Gloria Zaffaroni interviews Professor Paolo Giamundo, Consultant Colorectal Surgeon, Policlinico di Monza (Italy) for ESCP's monthly topic: anal fistula.


The treatment of anal fistula remains a challenge for colorectal surgeons. Fistulotomy and fistulectomy have adequate healing rates and a low percentage of recurrence, but with the potential for faecal incontinence. For this reason, the latest research concentrates especially on sphincter-sparing procedures.

Fistula-tract laser closure (FiLaC) is a sphincter-saving technique using a radial emitting laser fiber to obliterate the fistula, with or without closing the internal opening.


Gloria Zaffaroni: Dear Professor Giamundo, thanks for the opportunity to talk and focus on FiLaC.

Which are the variables that influence the success rate of this procedure? Do you think there is a most important factor as the length of the fistula tract or the diameter?

Paolo Giamundo: There are many variables that need to be considered: fistula length, its diameter, the laser energy used, the placement of a loose seton or a loop drainage as a 'bridge' to the laser treatment; not to mention patient’s healing power in response to laser trigger effect.

In this regard, further studies on fistulas pathophysiological mechanisms may be helpful in shedding further light on anal fistulae and FiLaC compared with other procedures.

Unfortunately, there are only few papers published in the literature on the laser ablation of fistulas; most of them retrospective. Most series are based on limited sample sizes. In addition, the variability in both the type of fistulas treated and some technical aspects of the procedure failed to yield homogeneous data for analysis, so far.

GZ: Do you think Parks classification has an impact on the surgeon’s decision for using FiLaC?

PG: As for most-sphincter saving procedures, FiLaC is mainly indicated in ‘high’ fistulas. However, all cases where more invasive procedures are contraindicated due to potential impairment of continence could be treated with FiLaC.

Therefore, also selected patients with inter-sphincteric or low transphincteric fistulas showing ‘weak’ sphincters at preoperative evaluation could be good candidate to the FiLaC procedure

GZ: What do you think about the need of closing the internal orifice at the completion of the laser procedure?

PG: This is a controversial issue. The laser energy has the power of shrinking the internal orifice. Therefore, I believe an advancement flap or a direct suture of the internal orifice are not mandatory in the FiLaC procedure. However, this statement is not cast in the stone. When the internal orifice is big, largely exceeding the diameter of the fibre, a suture of the orifice could be a viable option.

GZ: Do you usually suggest performing an MRI before using FiLaC, and why?

PG: Preoperative evaluation usually includes MRI and/or endorectal ultrasound in my experience. This helps in the diagnosis of complex, recurring, multi-tract fistulas.

GZ: Do you think FiLaC is a good choice for smoking or obese patients or for a person suffering from comorbidities such as diabetes mellitus?

PG: All the papers published in the literature on FiLaC failed to show significant comorbidity factors affecting the success rate of this procedure. In addition, since FiLaC is a minimally-invasive treatment with low impact on continence, I would recommend this procedure also for frail patients with serious comorbidities.

GZ: What can you tell us about the role of seton treatment in FiLaC?

PG: In my series, patients with a draining seton or a silicon loop placed at a ‘first stage’ procedure, showed statistically significant higher healing rates than those without.
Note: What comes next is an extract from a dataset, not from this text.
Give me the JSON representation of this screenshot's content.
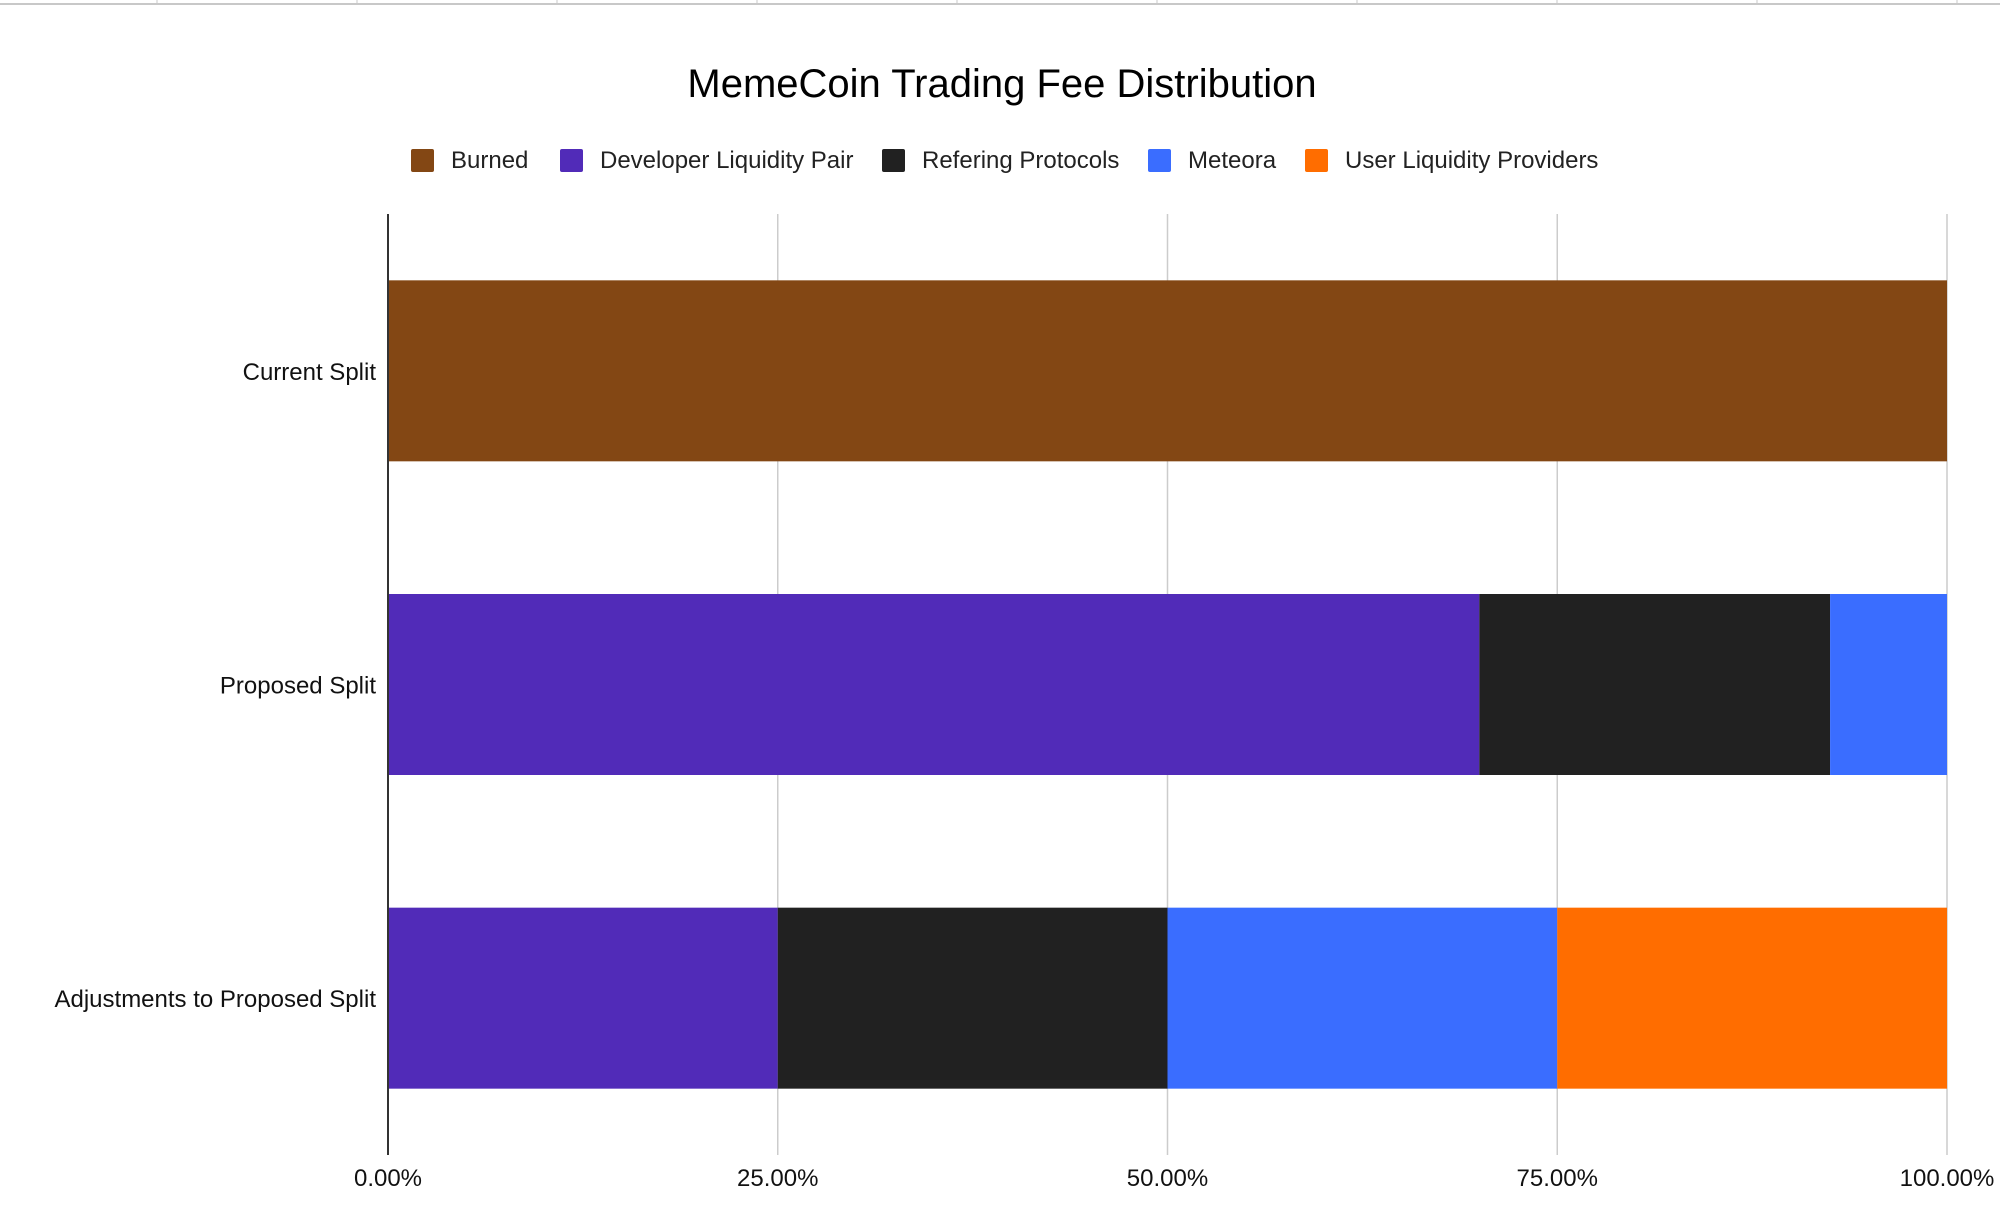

I believe the presence of a loop or a seton within the tract, makes the caliber of the fistulas more homogeneous, reduces the diameter and increases the fibrotic tissue around fistulas, making them more suitable to laser treatment.

GZ: What is the role of FiLaC for patients with Crohn’s disease?
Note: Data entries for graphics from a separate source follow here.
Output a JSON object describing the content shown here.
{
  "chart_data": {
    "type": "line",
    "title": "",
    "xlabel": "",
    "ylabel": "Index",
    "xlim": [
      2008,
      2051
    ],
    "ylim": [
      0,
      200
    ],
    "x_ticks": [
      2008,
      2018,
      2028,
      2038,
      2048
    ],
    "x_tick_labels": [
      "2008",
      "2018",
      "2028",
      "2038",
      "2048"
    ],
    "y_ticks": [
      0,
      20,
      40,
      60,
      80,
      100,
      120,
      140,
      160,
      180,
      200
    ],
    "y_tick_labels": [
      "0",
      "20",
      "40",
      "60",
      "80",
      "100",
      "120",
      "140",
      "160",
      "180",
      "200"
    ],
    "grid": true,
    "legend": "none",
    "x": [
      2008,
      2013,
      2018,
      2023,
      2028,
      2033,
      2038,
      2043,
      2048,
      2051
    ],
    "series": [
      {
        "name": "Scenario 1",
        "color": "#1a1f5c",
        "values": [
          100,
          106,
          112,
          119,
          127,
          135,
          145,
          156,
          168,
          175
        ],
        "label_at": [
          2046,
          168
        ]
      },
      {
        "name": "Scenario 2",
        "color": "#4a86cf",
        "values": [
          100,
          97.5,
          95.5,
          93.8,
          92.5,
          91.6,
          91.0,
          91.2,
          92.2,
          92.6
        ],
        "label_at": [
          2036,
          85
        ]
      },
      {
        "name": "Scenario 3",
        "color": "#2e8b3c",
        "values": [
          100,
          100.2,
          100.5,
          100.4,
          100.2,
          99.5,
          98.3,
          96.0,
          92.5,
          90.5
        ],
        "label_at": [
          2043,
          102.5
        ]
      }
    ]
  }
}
PG: The low impact on anal continence and the low morbidity rate can certainly encourage its use in patients with Crohn’s disease. Unfortunately, only a couple of papers in the literature reported results on this kind of patients and, of course, a lot of variables need to be considered in this kind of patients.
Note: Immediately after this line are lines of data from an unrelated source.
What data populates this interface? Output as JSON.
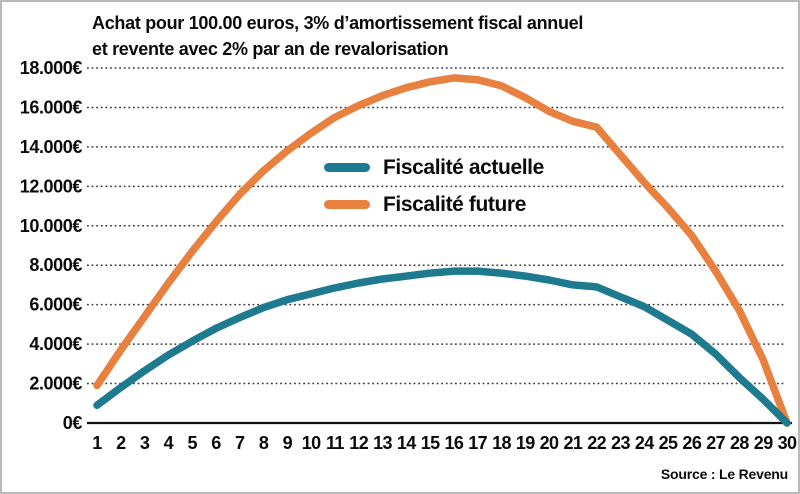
{
  "source": {
    "label": "Source : Le Revenu"
  },
  "colors": {
    "actuelle": "#1e7a8f",
    "future": "#e8803f",
    "grid": "#3a3a3a",
    "axis": "#111111",
    "border": "#b9b9b9",
    "text": "#0b0b0b"
  },
  "chart_data": {
    "type": "line",
    "title_line1": "Achat pour 100.00 euros, 3% d’amortissement fiscal annuel",
    "title_line2": "et revente avec 2% par an de revalorisation",
    "x": [
      1,
      2,
      3,
      4,
      5,
      6,
      7,
      8,
      9,
      10,
      11,
      12,
      13,
      14,
      15,
      16,
      17,
      18,
      19,
      20,
      21,
      22,
      23,
      24,
      25,
      26,
      27,
      28,
      29,
      30
    ],
    "series": [
      {
        "name": "Fiscalité actuelle",
        "color": "#1e7a8f",
        "values": [
          900,
          1800,
          2650,
          3450,
          4150,
          4800,
          5350,
          5850,
          6250,
          6550,
          6850,
          7100,
          7300,
          7450,
          7600,
          7700,
          7700,
          7600,
          7450,
          7250,
          7000,
          6900,
          6400,
          5900,
          5200,
          4500,
          3500,
          2300,
          1200,
          0
        ]
      },
      {
        "name": "Fiscalité future",
        "color": "#e8803f",
        "values": [
          1900,
          3700,
          5400,
          7100,
          8700,
          10200,
          11600,
          12800,
          13800,
          14700,
          15500,
          16100,
          16600,
          17000,
          17300,
          17500,
          17400,
          17100,
          16500,
          15800,
          15300,
          15000,
          13600,
          12200,
          10900,
          9500,
          7700,
          5700,
          3200,
          0
        ]
      }
    ],
    "ylim": [
      0,
      18000
    ],
    "ytick_step": 2000,
    "ytick_labels": [
      "0€",
      "2.000€",
      "4.000€",
      "6.000€",
      "8.000€",
      "10.000€",
      "12.000€",
      "14.000€",
      "16.000€",
      "18.000€"
    ],
    "grid": "horizontal dotted",
    "legend_position": "inside-center-left"
  }
}
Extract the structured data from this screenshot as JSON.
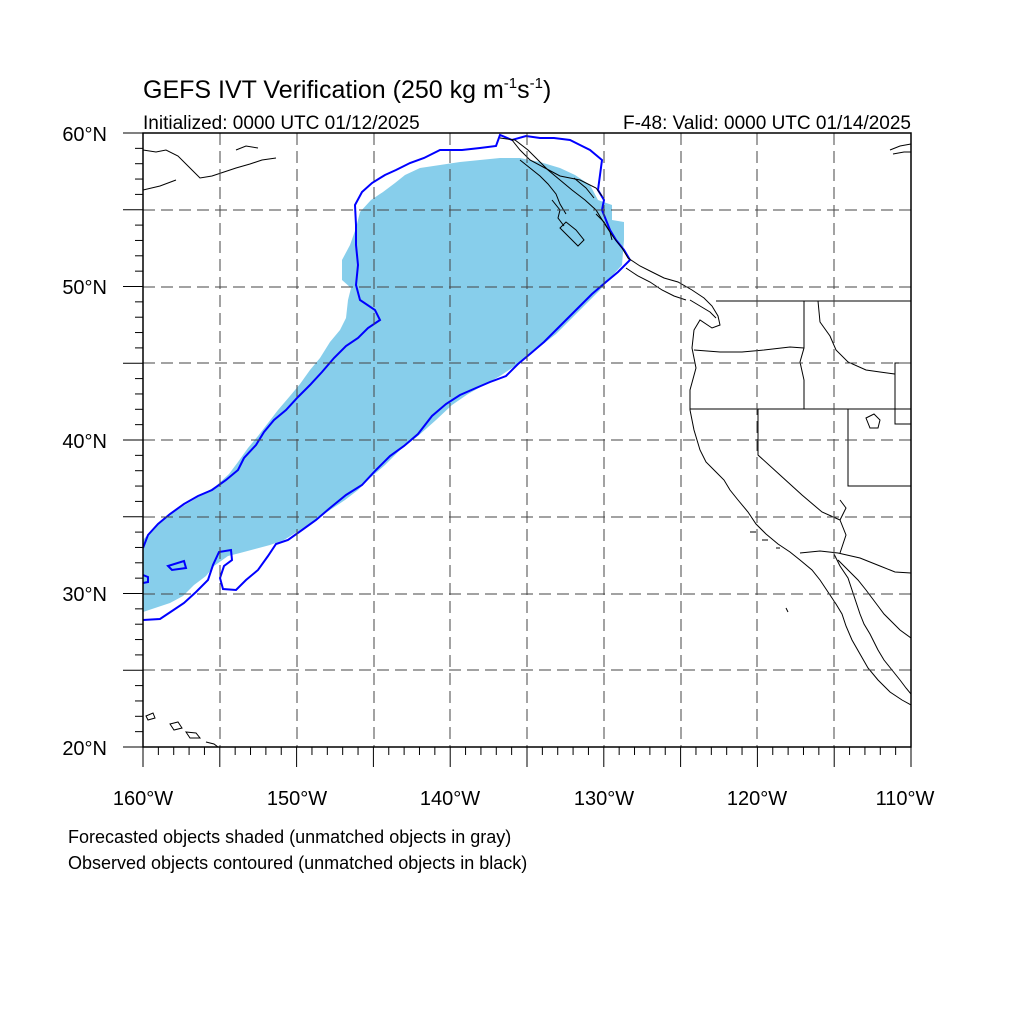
{
  "title_main": "GEFS IVT Verification (250 kg m",
  "title_exp1": "-1",
  "title_mid": "s",
  "title_exp2": "-1",
  "title_end": ")",
  "initialized": "Initialized: 0000 UTC 01/12/2025",
  "valid": "F-48: Valid: 0000 UTC 01/14/2025",
  "lat_labels": [
    "60°N",
    "50°N",
    "40°N",
    "30°N",
    "20°N"
  ],
  "lon_labels": [
    "160°W",
    "150°W",
    "140°W",
    "130°W",
    "120°W",
    "110°W"
  ],
  "footnotes": [
    "Forecasted objects shaded (unmatched objects in gray)",
    "Observed objects contoured (unmatched objects in black)"
  ],
  "colors": {
    "forecast_fill": "#87CEEB",
    "observed_contour": "#0000FF",
    "coastline": "#000000",
    "grid": "#444444"
  },
  "map_extent": {
    "lon_min": -160,
    "lon_max": -110,
    "lat_min": 20,
    "lat_max": 60
  }
}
GZ: Why is FiLaC an important treatment in colorectal surgeons' armamentarium?

PG: Because it gives us a chance of treating patients with a reasonable percentage of cure, low post-operative discomfort and, in general, low associated morbidity.

We need to take in account patients’ fear for incontinence. Especially, but not only, patients with recurrent fistulas are desperately seeking for minimally-invasive treatments that can not possibly impair their continence. As surgeons we need to consider their fears and requests. FiLaC could be a good answer to their expectations.